North Korea Media: Kim Jong Un vows nuclear-free Korea

This week’s developments on the Korean Peninsula following June’s Singapore Summit have been fascinating.

First, North Korean media is now reporting that Chairman Kim Jong Un reaffirmed his commitment to a nuclear-free Korean Peninsula.

The statement from the Korean Central News Agency wasn’t new information — Kim has repeatedly declared similar intentions before — but allows hopes to rise that diplomacy can get back on track after the recriminations that followed Kim’s meeting in June with U.S. President Donald Trump in Singapore. The impasse between North Korea and the United States, with neither side seemingly willing to make any substantive move, has generated widespread skepticism over Trump’s claims that Kim is intent on dismantling his nuclear weapons program.…Kim was paraphrased in the statement by his propaganda specialists as saying that it was “his will to completely remove the danger of armed conflict and horror of war from the Korean peninsula and turn it into the cradle of peace without nuclear weapons and free from nuclear threat.”

Next, in recent meetings to firm up a date for a summit with South Korea, Kim told officials that he had “faith in Trump”.

A South Korean presidential official says North Korean leader Kim Jong Un told him he still had faith in U.S. President Donald Trump despite ongoing difficulties in the nuclear negotiations between Washington and Pyongyang.Chung Eui-yong said Thursday that Kim emphasized during a meeting in Pyongyang on Wednesday that he has not once talked negatively about Trump to anyone including his closest advisers.Chung says Kim said that he wishes for North Korea and the United States to put an end to their seven decades of hostile relations before the end of Trump’s first term.

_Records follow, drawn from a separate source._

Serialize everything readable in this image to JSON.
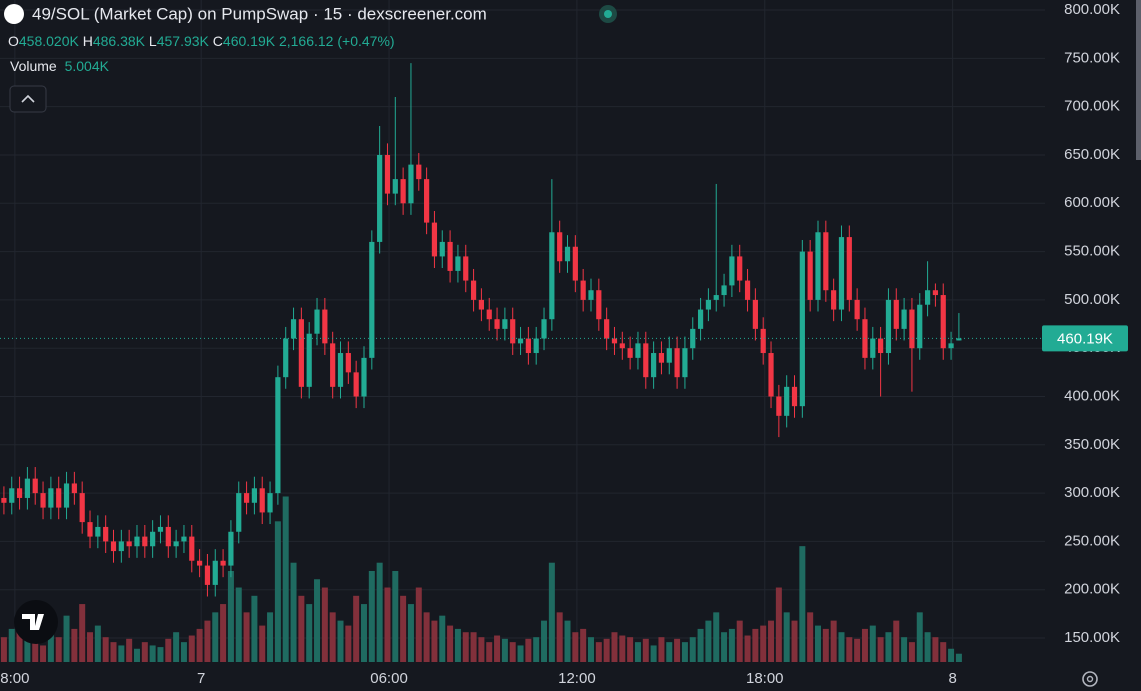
{
  "chart_data": {
    "type": "candlestick",
    "title": "49/SOL (Market Cap) on PumpSwap · 15 · dexscreener.com",
    "ohlc_letters": [
      "O",
      "H",
      "L",
      "C"
    ],
    "ohlc_values": [
      "458.020K",
      "486.38K",
      "457.93K",
      "460.19K"
    ],
    "change": "2,166.12 (+0.47%)",
    "volume_label": "Volume",
    "volume_value": "5.004K",
    "last_price": {
      "value": 460.19,
      "label": "460.19K"
    },
    "up_color": "#22ab94",
    "down_color": "#f23645",
    "volume_up_color": "#1f6b61",
    "volume_down_color": "#82303b",
    "xlim": [
      -0.5,
      133
    ],
    "xticks": [
      {
        "value": 1.4,
        "label": "8:00"
      },
      {
        "value": 25.2,
        "label": "7"
      },
      {
        "value": 49.2,
        "label": "06:00"
      },
      {
        "value": 73.2,
        "label": "12:00"
      },
      {
        "value": 97.2,
        "label": "18:00"
      },
      {
        "value": 121.2,
        "label": "8"
      }
    ],
    "ylim": [
      125.2,
      810.4
    ],
    "yticks": [
      {
        "value": 150,
        "label": "150.00K"
      },
      {
        "value": 200,
        "label": "200.00K"
      },
      {
        "value": 250,
        "label": "250.00K"
      },
      {
        "value": 300,
        "label": "300.00K"
      },
      {
        "value": 350,
        "label": "350.00K"
      },
      {
        "value": 400,
        "label": "400.00K"
      },
      {
        "value": 450,
        "label": "450.00K"
      },
      {
        "value": 500,
        "label": "500.00K"
      },
      {
        "value": 550,
        "label": "550.00K"
      },
      {
        "value": 600,
        "label": "600.00K"
      },
      {
        "value": 650,
        "label": "650.00K"
      },
      {
        "value": 700,
        "label": "700.00K"
      },
      {
        "value": 750,
        "label": "750.00K"
      },
      {
        "value": 800,
        "label": "800.00K"
      }
    ],
    "vlim": [
      0,
      400
    ],
    "grid": true,
    "open": [
      295,
      290,
      305,
      295,
      315,
      300,
      285,
      305,
      285,
      310,
      300,
      270,
      255,
      265,
      250,
      240,
      250,
      245,
      255,
      245,
      260,
      265,
      245,
      250,
      255,
      230,
      225,
      205,
      230,
      225,
      260,
      300,
      290,
      305,
      280,
      300,
      420,
      460,
      480,
      410,
      465,
      490,
      455,
      410,
      445,
      425,
      400,
      440,
      560,
      650,
      610,
      625,
      600,
      640,
      625,
      580,
      545,
      560,
      530,
      545,
      520,
      500,
      490,
      480,
      470,
      480,
      455,
      460,
      445,
      460,
      480,
      570,
      540,
      555,
      520,
      500,
      510,
      480,
      460,
      455,
      450,
      440,
      455,
      420,
      445,
      435,
      450,
      420,
      450,
      470,
      490,
      500,
      505,
      515,
      545,
      520,
      500,
      470,
      445,
      400,
      380,
      410,
      390,
      550,
      500,
      570,
      510,
      490,
      565,
      500,
      480,
      440,
      460,
      445,
      500,
      470,
      490,
      450,
      495,
      510,
      505,
      450,
      458.02
    ],
    "high": [
      307,
      317,
      317,
      327,
      327,
      312,
      317,
      317,
      322,
      322,
      312,
      282,
      277,
      277,
      262,
      262,
      262,
      267,
      267,
      272,
      277,
      277,
      262,
      267,
      267,
      242,
      237,
      242,
      242,
      272,
      312,
      312,
      317,
      317,
      312,
      432,
      472,
      492,
      492,
      477,
      502,
      502,
      467,
      457,
      457,
      437,
      452,
      572,
      680,
      662,
      710,
      637,
      745,
      652,
      637,
      592,
      572,
      572,
      557,
      557,
      532,
      512,
      502,
      492,
      492,
      492,
      472,
      472,
      472,
      492,
      625,
      582,
      567,
      567,
      532,
      522,
      522,
      492,
      472,
      467,
      462,
      467,
      467,
      457,
      457,
      462,
      462,
      462,
      482,
      502,
      512,
      620,
      527,
      557,
      557,
      532,
      512,
      482,
      457,
      412,
      422,
      422,
      562,
      562,
      582,
      582,
      522,
      577,
      577,
      512,
      492,
      472,
      472,
      512,
      512,
      502,
      502,
      507,
      540,
      517,
      517,
      467,
      486.38
    ],
    "low": [
      278,
      278,
      283,
      283,
      288,
      273,
      273,
      273,
      273,
      288,
      258,
      243,
      243,
      238,
      228,
      228,
      233,
      233,
      233,
      233,
      248,
      233,
      233,
      238,
      218,
      213,
      193,
      193,
      213,
      213,
      248,
      278,
      278,
      268,
      268,
      288,
      408,
      448,
      398,
      398,
      453,
      443,
      398,
      398,
      413,
      388,
      388,
      428,
      548,
      598,
      598,
      588,
      588,
      613,
      568,
      533,
      533,
      518,
      518,
      508,
      488,
      478,
      468,
      458,
      458,
      443,
      443,
      433,
      433,
      448,
      468,
      528,
      528,
      508,
      488,
      488,
      468,
      448,
      443,
      438,
      428,
      428,
      408,
      408,
      423,
      423,
      408,
      408,
      438,
      458,
      478,
      488,
      493,
      503,
      508,
      488,
      458,
      433,
      388,
      358,
      368,
      378,
      378,
      488,
      488,
      498,
      478,
      478,
      488,
      468,
      428,
      428,
      400,
      433,
      458,
      458,
      405,
      438,
      483,
      493,
      438,
      438,
      457.93
    ],
    "close": [
      290,
      305,
      295,
      315,
      300,
      285,
      305,
      285,
      310,
      300,
      270,
      255,
      265,
      250,
      240,
      250,
      245,
      255,
      245,
      260,
      265,
      245,
      250,
      255,
      230,
      225,
      205,
      230,
      225,
      260,
      300,
      290,
      305,
      280,
      300,
      420,
      460,
      480,
      410,
      465,
      490,
      455,
      410,
      445,
      425,
      400,
      440,
      560,
      650,
      610,
      625,
      600,
      640,
      625,
      580,
      545,
      560,
      530,
      545,
      520,
      500,
      490,
      480,
      470,
      480,
      455,
      460,
      445,
      460,
      480,
      570,
      540,
      555,
      520,
      500,
      510,
      480,
      460,
      455,
      450,
      440,
      455,
      420,
      445,
      435,
      450,
      420,
      450,
      470,
      490,
      500,
      505,
      515,
      545,
      520,
      500,
      470,
      445,
      400,
      380,
      410,
      390,
      550,
      500,
      570,
      510,
      490,
      565,
      500,
      480,
      440,
      460,
      445,
      500,
      470,
      490,
      450,
      495,
      510,
      505,
      450,
      455,
      460.19
    ],
    "volume": [
      15,
      20,
      18,
      25,
      12,
      10,
      30,
      15,
      28,
      20,
      35,
      18,
      22,
      15,
      12,
      10,
      14,
      8,
      12,
      10,
      9,
      14,
      18,
      12,
      16,
      20,
      25,
      30,
      35,
      55,
      45,
      30,
      40,
      22,
      30,
      85,
      100,
      60,
      40,
      35,
      50,
      45,
      30,
      25,
      22,
      40,
      35,
      55,
      60,
      45,
      55,
      40,
      35,
      45,
      30,
      25,
      28,
      22,
      20,
      18,
      18,
      15,
      12,
      16,
      14,
      12,
      10,
      14,
      15,
      25,
      60,
      30,
      25,
      18,
      20,
      15,
      12,
      14,
      18,
      16,
      15,
      12,
      14,
      10,
      15,
      12,
      14,
      12,
      15,
      20,
      25,
      30,
      18,
      20,
      25,
      16,
      20,
      22,
      25,
      45,
      30,
      25,
      70,
      30,
      22,
      20,
      25,
      18,
      15,
      14,
      20,
      22,
      15,
      18,
      25,
      15,
      12,
      30,
      18,
      15,
      12,
      8,
      5.004
    ]
  }
}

Finally, the meeting with the South Koreans were successful. The third summit between Kim and South Korean President Moon Jae beginning September 18.

The five-member delegation led by Chung Eui-yong, head of the presidential National Security Office, made a one-day trip to Pyongyang on Wednesday to arrange the planned summit, as well as discuss inter-Korean relations.The delegation’s trip to the North comes amid growing concerns over a stalemate in denuclearization talks between Pyongyang and Washington. U.S. President Donald Trump canceled a planned North Korea trip by his Secretary of State Mike Pompeo last month, citing a lack of progress in nuclear talks.The stalled denuclearization negotiations have apparently taken a toll on Seoul’s efforts to advance inter-Korean relations on various fronts, as Washington remains firm on maintaining sanctions until the North takes substantive steps to abandon its nuclear weapons. The North has complained about slower-than-expected progress in inter-Korean relations.